More than 80 percent of home caregivers provide nursing care, while more than 50 percent provide help with highly complex medical tasks, according to a survey of 1,926 home care workers who cared for adult Medicaid recipients in three states.

“The burdens placed on (home caregivers) have never been greater,” said Dr. Kevin Mahoney, director of the National Resource Center for Participant-Directed Services at Boston College.

Between medical tasks, caregivers are often expected to do laundry, cook meals and perform other household chores for their clients. In Minnesota, attendants providing overnight care describe sleeping on living-room floors with air mattresses because no spare bed is available, and getting phone calls at all hours of the day from clients who need advice or just someone to talk to.

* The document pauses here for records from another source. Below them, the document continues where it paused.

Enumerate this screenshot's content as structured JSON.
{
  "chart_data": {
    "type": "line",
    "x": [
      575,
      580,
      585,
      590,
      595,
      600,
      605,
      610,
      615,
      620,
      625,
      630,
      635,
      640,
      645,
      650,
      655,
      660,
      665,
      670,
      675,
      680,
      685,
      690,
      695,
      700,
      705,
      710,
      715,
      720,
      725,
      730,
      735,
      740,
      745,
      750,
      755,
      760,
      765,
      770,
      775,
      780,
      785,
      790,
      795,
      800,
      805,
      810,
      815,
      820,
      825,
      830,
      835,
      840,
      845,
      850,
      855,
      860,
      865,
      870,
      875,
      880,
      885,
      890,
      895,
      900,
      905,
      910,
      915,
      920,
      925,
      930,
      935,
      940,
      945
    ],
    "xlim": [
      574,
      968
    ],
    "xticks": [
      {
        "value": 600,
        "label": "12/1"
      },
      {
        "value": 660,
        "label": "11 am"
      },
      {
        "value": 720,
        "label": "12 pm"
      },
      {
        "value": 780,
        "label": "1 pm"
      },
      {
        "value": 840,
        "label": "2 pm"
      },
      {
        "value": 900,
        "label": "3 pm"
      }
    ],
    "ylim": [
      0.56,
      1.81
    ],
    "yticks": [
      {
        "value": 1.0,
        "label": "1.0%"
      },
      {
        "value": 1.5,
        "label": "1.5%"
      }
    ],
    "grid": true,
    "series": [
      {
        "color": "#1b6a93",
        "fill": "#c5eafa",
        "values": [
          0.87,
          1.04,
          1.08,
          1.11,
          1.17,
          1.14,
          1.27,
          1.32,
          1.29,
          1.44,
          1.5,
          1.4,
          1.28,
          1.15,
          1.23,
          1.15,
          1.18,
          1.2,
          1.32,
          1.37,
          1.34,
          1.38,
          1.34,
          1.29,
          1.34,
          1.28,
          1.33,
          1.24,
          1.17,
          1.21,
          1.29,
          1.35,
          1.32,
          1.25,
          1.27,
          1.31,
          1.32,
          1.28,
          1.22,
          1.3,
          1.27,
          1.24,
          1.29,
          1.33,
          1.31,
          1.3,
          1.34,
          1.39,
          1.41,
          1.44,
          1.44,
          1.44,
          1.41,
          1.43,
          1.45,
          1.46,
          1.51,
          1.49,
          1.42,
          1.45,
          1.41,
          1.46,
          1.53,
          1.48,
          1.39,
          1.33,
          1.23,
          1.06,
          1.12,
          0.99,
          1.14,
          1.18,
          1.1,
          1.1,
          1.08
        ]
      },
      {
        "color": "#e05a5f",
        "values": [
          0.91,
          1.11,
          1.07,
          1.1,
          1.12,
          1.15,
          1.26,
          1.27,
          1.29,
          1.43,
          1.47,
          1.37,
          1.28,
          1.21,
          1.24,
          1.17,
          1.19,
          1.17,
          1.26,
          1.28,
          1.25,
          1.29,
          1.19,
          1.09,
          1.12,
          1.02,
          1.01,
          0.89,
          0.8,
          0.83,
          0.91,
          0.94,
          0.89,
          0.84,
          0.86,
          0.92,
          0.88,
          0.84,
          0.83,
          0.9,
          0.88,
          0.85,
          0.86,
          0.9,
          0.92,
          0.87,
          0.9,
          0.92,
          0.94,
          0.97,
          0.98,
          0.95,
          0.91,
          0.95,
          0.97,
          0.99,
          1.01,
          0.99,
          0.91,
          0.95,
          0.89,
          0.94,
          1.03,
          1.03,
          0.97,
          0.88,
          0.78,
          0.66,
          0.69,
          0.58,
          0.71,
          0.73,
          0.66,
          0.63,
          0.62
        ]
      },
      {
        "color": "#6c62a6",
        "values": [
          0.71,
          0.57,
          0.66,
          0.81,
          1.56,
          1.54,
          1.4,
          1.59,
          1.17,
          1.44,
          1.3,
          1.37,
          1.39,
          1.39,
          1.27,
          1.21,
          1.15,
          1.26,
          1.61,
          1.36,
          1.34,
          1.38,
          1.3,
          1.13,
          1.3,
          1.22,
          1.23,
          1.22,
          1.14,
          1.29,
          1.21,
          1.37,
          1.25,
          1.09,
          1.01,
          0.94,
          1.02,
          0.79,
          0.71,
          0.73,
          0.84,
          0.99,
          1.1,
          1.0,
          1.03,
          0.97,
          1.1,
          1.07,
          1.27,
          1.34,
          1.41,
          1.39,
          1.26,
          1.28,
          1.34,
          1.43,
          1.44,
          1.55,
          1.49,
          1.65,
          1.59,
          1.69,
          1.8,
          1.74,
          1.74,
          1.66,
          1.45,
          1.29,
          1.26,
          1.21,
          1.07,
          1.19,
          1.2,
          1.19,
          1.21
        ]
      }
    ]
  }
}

On a hot July afternoon, sweat poured down Debra Howze’s face as the personal care attendant rushed from one errand to the next. Between house visits, Howze picked up prescription drugs for a client at a pharmacy and did two loads of wash at a laundromat, carting a client’s dirty clothing in the back seat of her car. “I could make the same money waitressing and not have to put up with all this,” Howze said as she stopped at a CVS Pharmacy drive-through window. “Everything is hurry, hurry, hurry.”

The work is also physically demanding, as many caregivers must push, pull and lift patients with disabilities on a daily basis. In 2012, the average home health aide missed 14 days of work from injuries and illnesses, 55 percent more than all occupations nationally, according to the Bureau of Labor Statistics. Their median wage: $10 an hour.

For some personal care attendants, the strain can be too much.

Mona Ali, a personal care attendant, said she was asked to care for an elderly woman who depended on a ventilator machine and an intravenous feeding tube. Ali said she received no training on the equipment before being sent to the woman’s home. Instead, a nurse with her personal care agency left a handwritten note at the foot of the patient’s bed, instructing Ali to change the IV bag every two hours.

And if the red light on the ventilator stopped blinking? Call 911.

“I kept thinking, ‘What if I end up killing this person?’?” Ali said. “I could not understand why this woman was not receiving care from a skilled nurse.”

(Star Tribune staff writer Glenn Howatt contributed to this report.)